Is Self-learning the future for education?

University has never been more expensive or more necessary. Today the job market is saturated with bachelor’s degrees and over qualified candidates in polka dot bow ties. We have all risen to higher education and now we are all the same. In an age where ‘knowing’ is only a two minute Google search away we must re-evaluate the way we learn (and maybe the bow ties too).

To combat this, educational innovators are challenging the institutions of the past by coming up with new modes of learning. Some universities are implementing ‘competency based learning’ programmes. Under these new programmes students are given full access to online university courses for a limited period of time. For a fraction of the cost, students can complete a degree in as little as three months. Yeah, now you’re listening.

Prestigious educational institutions question the quality of education the Internet can provide, while desperately grasping onto their pedestals for fear of falling. The Internet does not provide education; it is merely a tool that the student may choose to utilize to its full extent. Our current educational system is not broken it is outdated. The future of education counts on our own will to learn and stop looking at cat gifs, perhaps that is what the current institutions are most afraid of.

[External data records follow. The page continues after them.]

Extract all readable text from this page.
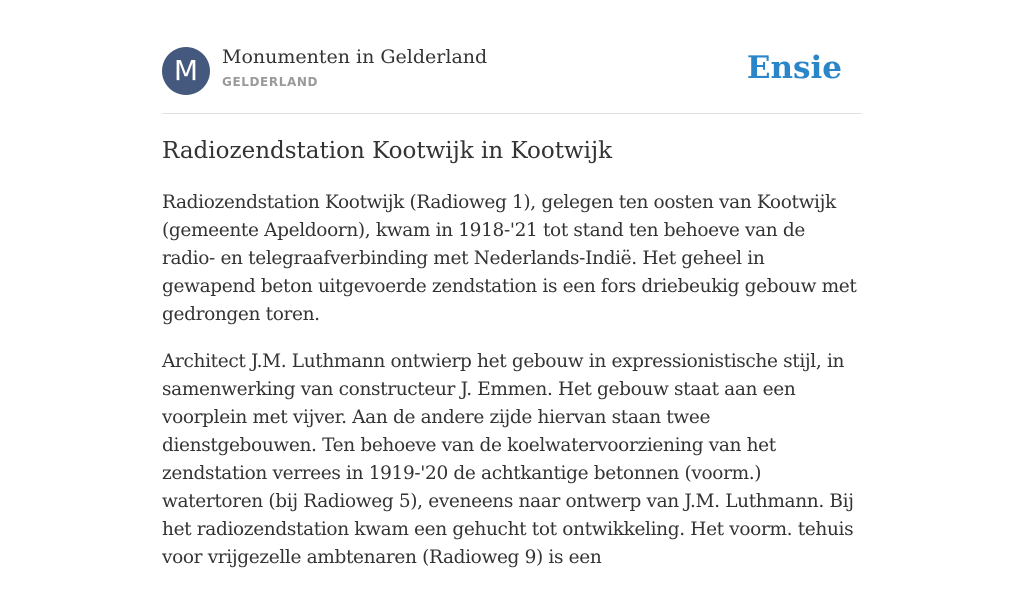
M	Monumenten in Gelderland
GELDERLAND	Ensie
Radiozendstation Kootwijk in Kootwijk

Radiozendstation Kootwijk (Radioweg 1), gelegen ten oosten van Kootwijk (gemeente Apeldoorn), kwam in 1918-'21 tot stand ten behoeve van de radio- en telegraafverbinding met Nederlands-Indië. Het geheel in gewapend beton uitgevoerde zendstation is een fors driebeukig gebouw met gedrongen toren.

Architect J.M. Luthmann ontwierp het gebouw in expressionistische stijl, in samenwerking van constructeur J. Emmen. Het gebouw staat aan een voorplein met vijver. Aan de andere zijde hiervan staan twee dienstgebouwen. Ten behoeve van de koelwatervoorziening van het zendstation verrees in 1919-'20 de achtkantige betonnen (voorm.) watertoren (bij Radioweg 5), eveneens naar ontwerp van J.M. Luthmann. Bij het radiozendstation kwam een gehucht tot ontwikkeling. Het voorm. tehuis voor vrijgezelle ambtenaren (Radioweg 9) is een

Recent TED Prize winner and educational researcher, Sugata Mitra proclaims “schools as we know them are obsolete”. While working near a slum in India Sugata Mitra decided to install a computer in the wall for the local children to use, much like a cash point. Without adult supervision, this group of poverty stricken children taught themselves how to use the computer. This launched a series of similar experiments called ‘Hole In the Wall’ across the globe and the results were staggering.

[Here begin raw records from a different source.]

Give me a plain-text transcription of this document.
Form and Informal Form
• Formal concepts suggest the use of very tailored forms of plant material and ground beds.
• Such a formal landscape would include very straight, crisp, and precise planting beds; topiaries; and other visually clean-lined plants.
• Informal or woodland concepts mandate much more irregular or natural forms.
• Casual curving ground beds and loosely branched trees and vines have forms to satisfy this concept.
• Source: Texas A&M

All over the world children were not only teaching themselves how to use computers, they were teaching themselves how to read and speak English in order to use the computers (now, that puts my solitaire skills to shame). It became evident to Mitra that “it’s not about making learning happen; it’s about letting learning happen.” Today Mitra has launched SOLE (Self Organized Learning Environments), making free downloadable toolkits available for any teacher anywhere to implement in their own schools. Arts universities have been following similar methods in recent years, teaching students how to think, instead of what to think.

It seems more than ever, that our brightest minds are our most creative minds. As learners of tomorrow we can create our own education that exceeds monetary value and our own expectations the real question is, will we?